Hi guys. I’m new to Cuda, having first been trying out OpenCL. I have a polygon intersection routine, that tests whether two polygons are intersecting one another, touching (outside) or one polygon inside another. I do these tests for a large number of offsets also. So the number of calculations i’m doing can be approaching high numbers (hence my idea of using the GPU). It’s meant to be a relatively easy introduction into GPU computing, to get my head around the concepts.

The pseudo c++ code is along the lines of:

```
// where polygon and offsets is a class/struct containing an array of Point2ds
struct Point2d
{
double x, y;
};
for (int i = 0; i < polygon1.NumPoints()-1; i++)
{
Point2d p1 = polygon1[i];
Point2d p2 = polygon1[i+1];
for (int j = 0; j < polygon2.NumPoints()-1; j++)
{
Point2d q1 = polygon2[j];
Point2d q2 = polygon2[j+1];
for (int k = 0; k < offsets.NumPoints(); k++)
{
Point2d offset = offsets[k];
q1.TranslateBy(offset);
q2.TranslateBy(offset);
BOOL intersects = IntersectTest(p1, p2, q1, q2);
// etc
}
}
}
```

and my cuda code is something along the lines of:

```
__global__ void IntersectionKernel(double2 *polygon1, double2 *polygon2, double2 *offsets,
int numPoints1, int numPoints2, int numOffsets,
int *results)
{
int i = blockIdx.x * blockDim.x + threadIdx.x;
int j = blockIdx.y * blockDim.y + threadIdx.y;
int k = blockIdx.z * blockDim.z + threadIdx.z;
if (i < numPoints1-1 && j < numPoints2-1 && k < numOffsets)
{
double p1[2] = {polygon1[i].x, polygon1[i+1].y};
double p2[2] = {polygon1[i+1].x, polygon1[i+1].y};
double q1[2] = {polygon2[j].x, polygon2[j+1].y};
double q2[2] = {polygon2[j+1].x, polygon2[j+1].y};
double offset[2] = {offsets[k].x, offsets[k].y};
q1.x += offset.x; q1.y += offset.y;
q2.x += offset.x; q2.y += offset.y;
BOOL intersects = IntersectTest(p1, p2, q1, q2);
// blah blah
results[k] = some_result;
}
}
```

(please ignore any typos - without a preview button, it’s difficult to make sure i haven’t made any silly mistakes)

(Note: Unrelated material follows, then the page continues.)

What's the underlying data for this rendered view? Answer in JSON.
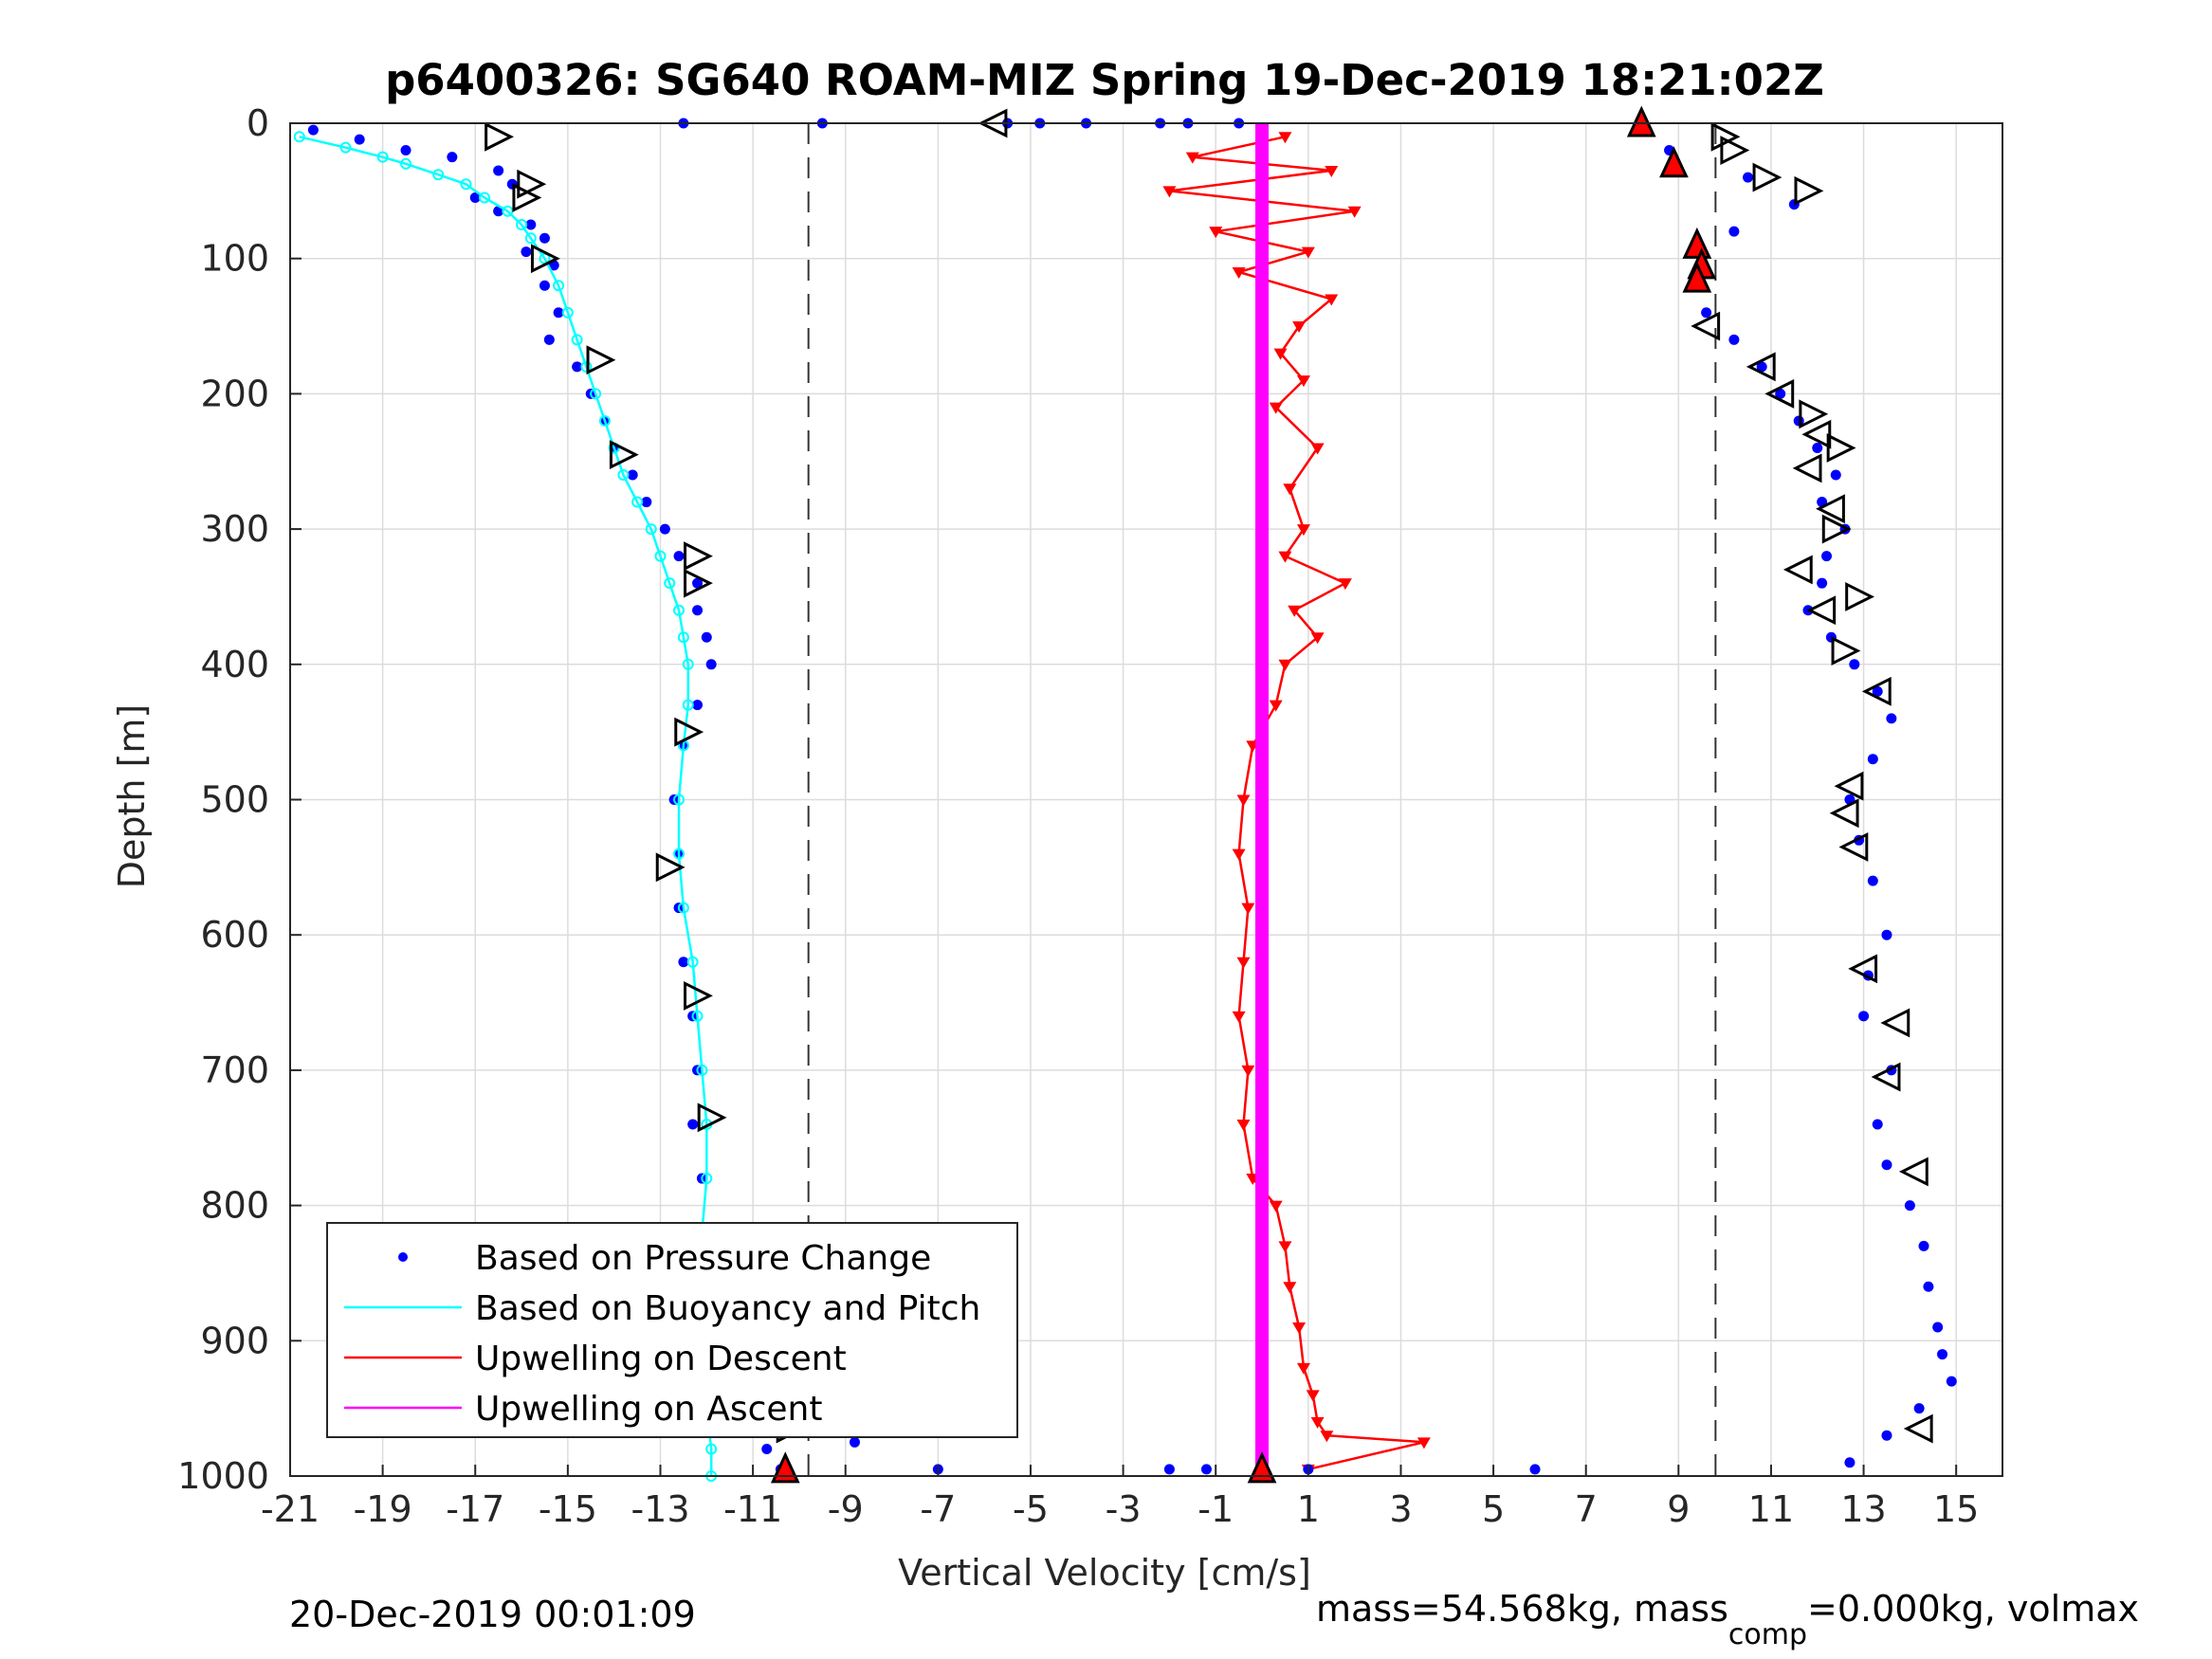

So - one of the problem i face, is that these polygons and offsets can be of any size. That is, polygon1 may contain 57 points, polygon2 has 611 points, and there can be 113 offsets, say. Whenever i look at examples, they are always nice numbers - 512, 64, 1024 etc.

I have compute capability 2.1

I’m not necessarily looking for the absolute optimum method (although please feel to show me!), but some good way of inputting said values into Cuda code and executing.

So, my question is - how do i execute this code. I can initialise, copy and free up memory. But it’s executing the kernel that i need help with, choosing the block / grid size.

Let’s take my above example:

numPoints1 = 57

numPoints2 = 611

numOffsets = 113

```
// now execute the kernel
// what numbers do i use here?
dim3 block, grid;
IntersectionKernel
<<< block, grid /* <<----- is this even correct???? */
>>> (polygon1, polygon2, offsets, numPoints1, numPoints2, numOffsets, results);
```

I of course don’t want to run each calculation one at a time, but would like to run a reasonable amount in parallel.

Any help on this would be really appreciated.